In other news, Matt Goss performed a highly enjoyable swing version of When Will I Be Famous, which was... unexpected.  (Let’s see if Harry Styles turns up on Series 43 of Strictly Come Dancing to do a crooner cover of What Makes You Beautiful.)  It also struck me that ‘the yoot’ won't have a clue who or what Bros might be, and will think it's pronounced to rhyme with ‘hoes’ or ‘clothes’, as if it were a line in a Budweiser commerical ("Dudes!"  "Bros!").  Ah well. 

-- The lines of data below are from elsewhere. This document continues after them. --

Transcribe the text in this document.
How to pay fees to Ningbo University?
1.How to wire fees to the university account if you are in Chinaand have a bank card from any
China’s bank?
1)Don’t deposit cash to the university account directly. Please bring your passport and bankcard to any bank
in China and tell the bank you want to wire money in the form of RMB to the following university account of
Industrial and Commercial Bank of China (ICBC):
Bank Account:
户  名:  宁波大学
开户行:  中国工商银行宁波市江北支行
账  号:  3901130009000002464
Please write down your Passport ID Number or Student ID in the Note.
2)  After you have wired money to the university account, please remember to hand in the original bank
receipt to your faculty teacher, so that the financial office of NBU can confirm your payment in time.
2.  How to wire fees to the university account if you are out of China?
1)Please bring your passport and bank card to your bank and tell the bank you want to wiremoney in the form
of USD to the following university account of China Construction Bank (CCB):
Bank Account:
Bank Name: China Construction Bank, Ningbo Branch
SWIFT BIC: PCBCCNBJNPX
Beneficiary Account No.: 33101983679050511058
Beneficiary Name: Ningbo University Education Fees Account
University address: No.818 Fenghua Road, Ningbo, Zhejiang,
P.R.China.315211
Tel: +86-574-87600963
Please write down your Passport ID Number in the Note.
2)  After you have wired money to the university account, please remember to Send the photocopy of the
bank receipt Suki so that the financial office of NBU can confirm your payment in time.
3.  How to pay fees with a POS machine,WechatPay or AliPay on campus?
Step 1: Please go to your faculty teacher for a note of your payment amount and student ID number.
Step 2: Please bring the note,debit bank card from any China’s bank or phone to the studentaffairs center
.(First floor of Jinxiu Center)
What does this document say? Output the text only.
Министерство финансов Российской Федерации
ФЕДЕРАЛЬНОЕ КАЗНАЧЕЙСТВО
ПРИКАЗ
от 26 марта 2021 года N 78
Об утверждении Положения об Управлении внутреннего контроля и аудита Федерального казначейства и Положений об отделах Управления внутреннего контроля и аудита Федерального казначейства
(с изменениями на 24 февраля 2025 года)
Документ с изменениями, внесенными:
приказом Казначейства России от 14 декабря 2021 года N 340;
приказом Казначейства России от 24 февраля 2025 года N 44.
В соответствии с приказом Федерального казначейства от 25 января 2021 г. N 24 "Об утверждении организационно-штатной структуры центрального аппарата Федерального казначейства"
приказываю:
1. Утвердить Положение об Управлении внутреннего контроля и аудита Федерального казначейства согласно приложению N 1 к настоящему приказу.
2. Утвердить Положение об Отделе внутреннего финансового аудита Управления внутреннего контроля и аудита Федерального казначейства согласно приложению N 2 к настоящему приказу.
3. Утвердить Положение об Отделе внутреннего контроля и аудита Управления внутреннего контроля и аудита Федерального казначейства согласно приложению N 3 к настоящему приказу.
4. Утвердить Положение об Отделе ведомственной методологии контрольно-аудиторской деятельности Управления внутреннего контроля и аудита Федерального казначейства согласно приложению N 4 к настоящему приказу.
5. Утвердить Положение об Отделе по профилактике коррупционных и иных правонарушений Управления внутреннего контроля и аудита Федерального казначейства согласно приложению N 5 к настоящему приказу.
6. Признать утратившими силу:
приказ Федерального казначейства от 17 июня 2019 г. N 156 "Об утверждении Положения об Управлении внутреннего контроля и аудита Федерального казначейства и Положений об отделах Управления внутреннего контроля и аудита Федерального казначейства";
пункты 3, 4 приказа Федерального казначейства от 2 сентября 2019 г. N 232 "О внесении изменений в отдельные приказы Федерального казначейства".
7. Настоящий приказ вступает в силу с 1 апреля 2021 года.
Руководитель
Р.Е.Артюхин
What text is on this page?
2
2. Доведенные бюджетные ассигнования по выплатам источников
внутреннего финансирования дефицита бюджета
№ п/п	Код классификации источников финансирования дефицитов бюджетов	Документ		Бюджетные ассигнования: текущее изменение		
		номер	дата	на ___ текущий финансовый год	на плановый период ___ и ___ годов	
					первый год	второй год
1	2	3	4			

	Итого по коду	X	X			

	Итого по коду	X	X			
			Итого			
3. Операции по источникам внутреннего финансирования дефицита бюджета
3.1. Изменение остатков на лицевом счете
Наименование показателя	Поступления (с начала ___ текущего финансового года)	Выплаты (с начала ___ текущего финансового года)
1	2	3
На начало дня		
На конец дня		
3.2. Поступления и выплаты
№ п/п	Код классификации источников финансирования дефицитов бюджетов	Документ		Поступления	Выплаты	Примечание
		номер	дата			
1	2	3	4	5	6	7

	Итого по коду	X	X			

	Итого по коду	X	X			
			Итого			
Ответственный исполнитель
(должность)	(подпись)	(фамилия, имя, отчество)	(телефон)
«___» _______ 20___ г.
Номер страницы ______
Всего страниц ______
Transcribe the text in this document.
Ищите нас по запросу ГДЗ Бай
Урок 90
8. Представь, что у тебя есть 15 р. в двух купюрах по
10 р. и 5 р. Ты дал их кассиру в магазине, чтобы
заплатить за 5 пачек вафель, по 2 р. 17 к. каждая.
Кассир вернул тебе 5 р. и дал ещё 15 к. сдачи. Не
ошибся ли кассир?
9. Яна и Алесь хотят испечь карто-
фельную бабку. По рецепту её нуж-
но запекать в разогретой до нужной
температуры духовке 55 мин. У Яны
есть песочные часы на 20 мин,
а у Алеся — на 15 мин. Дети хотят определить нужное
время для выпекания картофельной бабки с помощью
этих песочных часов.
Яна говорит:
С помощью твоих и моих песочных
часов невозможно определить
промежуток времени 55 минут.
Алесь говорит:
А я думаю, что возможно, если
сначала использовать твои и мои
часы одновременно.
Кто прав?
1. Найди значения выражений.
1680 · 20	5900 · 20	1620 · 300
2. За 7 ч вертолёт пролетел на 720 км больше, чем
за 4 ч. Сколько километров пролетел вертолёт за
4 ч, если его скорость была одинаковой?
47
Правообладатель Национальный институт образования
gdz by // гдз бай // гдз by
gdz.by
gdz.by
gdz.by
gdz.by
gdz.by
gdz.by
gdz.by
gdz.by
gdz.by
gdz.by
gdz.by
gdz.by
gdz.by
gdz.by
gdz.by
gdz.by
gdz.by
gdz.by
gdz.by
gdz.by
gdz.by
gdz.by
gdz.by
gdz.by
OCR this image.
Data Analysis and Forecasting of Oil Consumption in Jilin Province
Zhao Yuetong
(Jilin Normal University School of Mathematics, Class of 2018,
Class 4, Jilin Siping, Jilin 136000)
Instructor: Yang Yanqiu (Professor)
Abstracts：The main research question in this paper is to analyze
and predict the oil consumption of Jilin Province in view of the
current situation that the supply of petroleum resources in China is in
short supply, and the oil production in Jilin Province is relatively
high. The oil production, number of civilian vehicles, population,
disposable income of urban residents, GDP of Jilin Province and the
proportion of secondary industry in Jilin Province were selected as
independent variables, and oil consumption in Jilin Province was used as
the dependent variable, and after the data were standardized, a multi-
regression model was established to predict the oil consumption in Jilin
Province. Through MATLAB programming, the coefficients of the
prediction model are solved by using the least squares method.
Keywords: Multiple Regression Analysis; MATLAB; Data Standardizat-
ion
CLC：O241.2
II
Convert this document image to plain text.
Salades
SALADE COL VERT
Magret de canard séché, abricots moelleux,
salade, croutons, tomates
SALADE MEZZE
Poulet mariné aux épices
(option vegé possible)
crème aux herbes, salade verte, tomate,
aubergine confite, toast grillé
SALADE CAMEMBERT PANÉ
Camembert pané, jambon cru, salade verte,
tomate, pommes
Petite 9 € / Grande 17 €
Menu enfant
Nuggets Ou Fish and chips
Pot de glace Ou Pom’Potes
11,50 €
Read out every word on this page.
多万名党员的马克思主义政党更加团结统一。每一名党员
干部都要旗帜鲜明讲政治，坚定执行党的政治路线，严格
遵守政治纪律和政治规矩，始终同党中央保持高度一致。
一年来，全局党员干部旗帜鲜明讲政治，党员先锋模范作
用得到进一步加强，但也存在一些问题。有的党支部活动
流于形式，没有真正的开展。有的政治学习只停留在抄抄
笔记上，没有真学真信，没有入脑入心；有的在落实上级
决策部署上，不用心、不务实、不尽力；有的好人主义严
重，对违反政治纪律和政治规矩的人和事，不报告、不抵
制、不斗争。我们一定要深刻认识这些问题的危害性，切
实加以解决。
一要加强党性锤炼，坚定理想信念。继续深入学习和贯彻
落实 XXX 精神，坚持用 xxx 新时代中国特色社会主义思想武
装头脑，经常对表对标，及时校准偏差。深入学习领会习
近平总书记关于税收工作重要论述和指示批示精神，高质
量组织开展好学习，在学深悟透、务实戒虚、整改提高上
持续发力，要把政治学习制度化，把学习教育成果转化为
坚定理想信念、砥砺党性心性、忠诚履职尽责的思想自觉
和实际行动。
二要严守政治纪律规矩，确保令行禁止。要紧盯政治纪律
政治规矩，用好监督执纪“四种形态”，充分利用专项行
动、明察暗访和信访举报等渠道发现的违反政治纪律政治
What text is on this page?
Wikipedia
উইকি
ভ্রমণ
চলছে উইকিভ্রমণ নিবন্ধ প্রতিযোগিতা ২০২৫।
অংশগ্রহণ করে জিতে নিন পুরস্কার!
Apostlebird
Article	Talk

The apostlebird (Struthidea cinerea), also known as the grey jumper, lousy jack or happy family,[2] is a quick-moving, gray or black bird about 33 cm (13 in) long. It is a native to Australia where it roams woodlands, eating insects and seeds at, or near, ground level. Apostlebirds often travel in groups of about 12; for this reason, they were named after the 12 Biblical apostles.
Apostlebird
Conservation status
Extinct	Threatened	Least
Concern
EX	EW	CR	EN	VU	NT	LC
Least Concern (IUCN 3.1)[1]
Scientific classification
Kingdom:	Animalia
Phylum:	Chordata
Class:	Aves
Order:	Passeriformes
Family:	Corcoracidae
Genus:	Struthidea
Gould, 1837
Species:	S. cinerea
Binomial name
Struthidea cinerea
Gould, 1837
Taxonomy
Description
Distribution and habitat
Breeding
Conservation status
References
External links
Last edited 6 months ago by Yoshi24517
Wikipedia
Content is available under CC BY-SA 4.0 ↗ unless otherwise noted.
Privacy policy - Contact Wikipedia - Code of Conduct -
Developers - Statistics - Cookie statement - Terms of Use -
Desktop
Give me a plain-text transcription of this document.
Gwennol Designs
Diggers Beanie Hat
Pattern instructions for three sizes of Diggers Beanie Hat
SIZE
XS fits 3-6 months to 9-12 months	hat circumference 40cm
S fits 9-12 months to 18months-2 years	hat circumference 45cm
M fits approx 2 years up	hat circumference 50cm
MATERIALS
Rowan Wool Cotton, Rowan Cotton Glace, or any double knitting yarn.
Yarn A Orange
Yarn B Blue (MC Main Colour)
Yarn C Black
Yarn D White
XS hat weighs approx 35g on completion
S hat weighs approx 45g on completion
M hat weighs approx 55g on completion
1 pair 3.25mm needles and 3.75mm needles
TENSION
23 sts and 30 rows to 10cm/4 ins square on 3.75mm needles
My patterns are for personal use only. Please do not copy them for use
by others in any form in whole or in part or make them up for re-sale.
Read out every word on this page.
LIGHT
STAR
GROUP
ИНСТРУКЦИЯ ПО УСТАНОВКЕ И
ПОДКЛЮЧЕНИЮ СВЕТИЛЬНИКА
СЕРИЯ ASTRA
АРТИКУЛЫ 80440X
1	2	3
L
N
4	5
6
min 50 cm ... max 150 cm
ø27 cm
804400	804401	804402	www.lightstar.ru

By the way, if you’re wondering what happened to twinny Luke, fear not, as he’s a Hollywood actor now (of course he is?!?!) and a successful one at that - Wikipedia tells me that “he won the Ultimate Badass Award at the PollyGrind Film Festival for his role in the zombie-vampire film The Dead Undead”.  Fancy.  ALSO – and this is the beauty/danger of Wikipedia, I learn that Craig Logan co-managed Pink and Matt Goss has authored a children's book called “Bear Crimbo”.  Who knew?!

I fear we’ve gone off topic.  Let’s leave it there, before I start to tell you what Let Loose are up to these days.  Brace yourselves for Love Eggs Week next Saturday and the return of Bruce to 'run' the show.  In the meantime feel free to keeeeeeeeeeeeeeeeeeeeeeeeep Wikipediaing!

1 comment:

  1. Let Loose! I totally had a crush on those boys way back before I had my eyes lasered. Did I mention that I can see?